Other pieces worth reading on the budget include Marie O'Halloran's report on the carbon tax vote last night, where the Healy-Raes went on the attack.

Jack Horgan-Jones writes about Michael McGrath's press conference and his indication the State will tackle Covid-caused national debt next year.

Simon Carswell looks at the Brexit component, partiuclarly the contingency funding being earmarked for a bumpy Brexit.

Colm Keena reports on the latest deferral of the meeting between Chief Justice Frank Clarke and Justice Séamus Woulfe (the newest member of the Supreme Court) over the fallout from the Golfgate controversy.

Playbook

The business of the Dáil and the Seanad will be dominated by the budget, with Leaders’ speeches in the Dáil followed by a full debate later on.

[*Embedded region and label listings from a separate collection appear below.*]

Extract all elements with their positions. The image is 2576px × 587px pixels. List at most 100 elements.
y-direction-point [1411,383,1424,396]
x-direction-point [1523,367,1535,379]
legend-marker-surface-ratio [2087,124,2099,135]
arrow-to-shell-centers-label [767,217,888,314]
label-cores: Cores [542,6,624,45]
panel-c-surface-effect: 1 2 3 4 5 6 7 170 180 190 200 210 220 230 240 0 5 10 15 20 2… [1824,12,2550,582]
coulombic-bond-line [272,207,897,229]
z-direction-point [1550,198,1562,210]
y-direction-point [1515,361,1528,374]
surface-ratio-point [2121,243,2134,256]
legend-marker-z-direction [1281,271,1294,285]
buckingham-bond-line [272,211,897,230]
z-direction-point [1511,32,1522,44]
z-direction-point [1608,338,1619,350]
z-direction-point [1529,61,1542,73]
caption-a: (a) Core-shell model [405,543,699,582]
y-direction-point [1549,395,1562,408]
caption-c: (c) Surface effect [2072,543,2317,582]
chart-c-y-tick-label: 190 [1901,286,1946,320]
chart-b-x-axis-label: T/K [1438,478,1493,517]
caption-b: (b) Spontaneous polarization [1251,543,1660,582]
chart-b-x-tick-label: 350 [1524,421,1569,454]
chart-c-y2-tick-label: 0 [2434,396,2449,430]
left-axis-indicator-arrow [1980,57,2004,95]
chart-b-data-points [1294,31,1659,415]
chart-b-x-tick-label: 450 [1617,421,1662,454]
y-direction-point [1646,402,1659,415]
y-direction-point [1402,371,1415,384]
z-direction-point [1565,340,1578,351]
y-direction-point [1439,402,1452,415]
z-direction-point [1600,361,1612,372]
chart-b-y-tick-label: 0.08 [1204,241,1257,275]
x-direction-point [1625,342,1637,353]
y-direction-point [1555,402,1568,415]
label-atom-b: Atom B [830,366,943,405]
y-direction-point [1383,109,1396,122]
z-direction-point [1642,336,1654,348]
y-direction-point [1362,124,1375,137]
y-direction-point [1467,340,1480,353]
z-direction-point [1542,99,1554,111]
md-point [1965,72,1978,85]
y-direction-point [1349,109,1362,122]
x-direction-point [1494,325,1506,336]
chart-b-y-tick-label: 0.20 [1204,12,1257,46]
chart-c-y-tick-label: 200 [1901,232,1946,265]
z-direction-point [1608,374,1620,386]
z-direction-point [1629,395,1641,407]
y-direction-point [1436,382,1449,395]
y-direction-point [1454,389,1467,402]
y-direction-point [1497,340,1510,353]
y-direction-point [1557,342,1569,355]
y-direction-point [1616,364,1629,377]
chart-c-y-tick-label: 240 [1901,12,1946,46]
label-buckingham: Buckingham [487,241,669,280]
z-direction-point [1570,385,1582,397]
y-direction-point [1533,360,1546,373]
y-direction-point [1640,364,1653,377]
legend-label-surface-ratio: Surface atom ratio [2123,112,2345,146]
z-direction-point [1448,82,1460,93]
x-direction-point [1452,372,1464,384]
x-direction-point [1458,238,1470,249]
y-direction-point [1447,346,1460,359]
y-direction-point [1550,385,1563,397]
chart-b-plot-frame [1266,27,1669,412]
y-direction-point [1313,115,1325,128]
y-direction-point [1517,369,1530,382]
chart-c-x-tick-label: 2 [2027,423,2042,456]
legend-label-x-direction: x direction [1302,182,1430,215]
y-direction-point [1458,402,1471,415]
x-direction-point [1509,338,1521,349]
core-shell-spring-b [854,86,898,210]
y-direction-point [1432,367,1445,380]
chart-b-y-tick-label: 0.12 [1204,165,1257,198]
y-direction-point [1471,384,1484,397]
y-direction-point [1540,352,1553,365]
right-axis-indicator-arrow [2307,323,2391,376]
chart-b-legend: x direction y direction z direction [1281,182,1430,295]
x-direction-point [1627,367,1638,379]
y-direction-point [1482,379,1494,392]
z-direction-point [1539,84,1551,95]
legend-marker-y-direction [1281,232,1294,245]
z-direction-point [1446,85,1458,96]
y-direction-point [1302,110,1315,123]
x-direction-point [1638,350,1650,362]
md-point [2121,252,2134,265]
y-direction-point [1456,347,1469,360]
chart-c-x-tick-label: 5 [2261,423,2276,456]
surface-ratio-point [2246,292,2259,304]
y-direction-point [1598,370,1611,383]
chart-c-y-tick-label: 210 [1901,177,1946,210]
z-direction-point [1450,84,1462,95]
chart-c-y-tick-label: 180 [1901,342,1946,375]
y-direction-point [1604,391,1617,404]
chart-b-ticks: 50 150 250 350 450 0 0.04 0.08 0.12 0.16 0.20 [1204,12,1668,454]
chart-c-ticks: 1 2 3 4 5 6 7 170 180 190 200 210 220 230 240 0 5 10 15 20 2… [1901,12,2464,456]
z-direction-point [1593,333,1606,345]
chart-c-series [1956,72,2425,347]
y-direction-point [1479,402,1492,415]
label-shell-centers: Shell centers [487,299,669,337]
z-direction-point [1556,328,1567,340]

The only other business of note is Minister for Education Norma Foley taking oral questions at 10.30am.

The Joint Committee on health will be getting an update on Sláintecare from its executive director, Laura Magahy.

At the Transport Committee, Chris Horn, former chair of the aviation task force, will be among the delegation discussing the crisis in that sector.

Minister for Social Protection Heather Humphreys and Minister of State Joe O’Brien will appear before a select committee to discuss the revised estimates on community and rural development.

Elsewhere Paschal Donohoe and Michael McGrath will be guests on the Today with Claire Byrne show on RTÉ.

There will also be a slew of departmental press conferences today as Ministers outline the various funding measures that apply to their portfolios.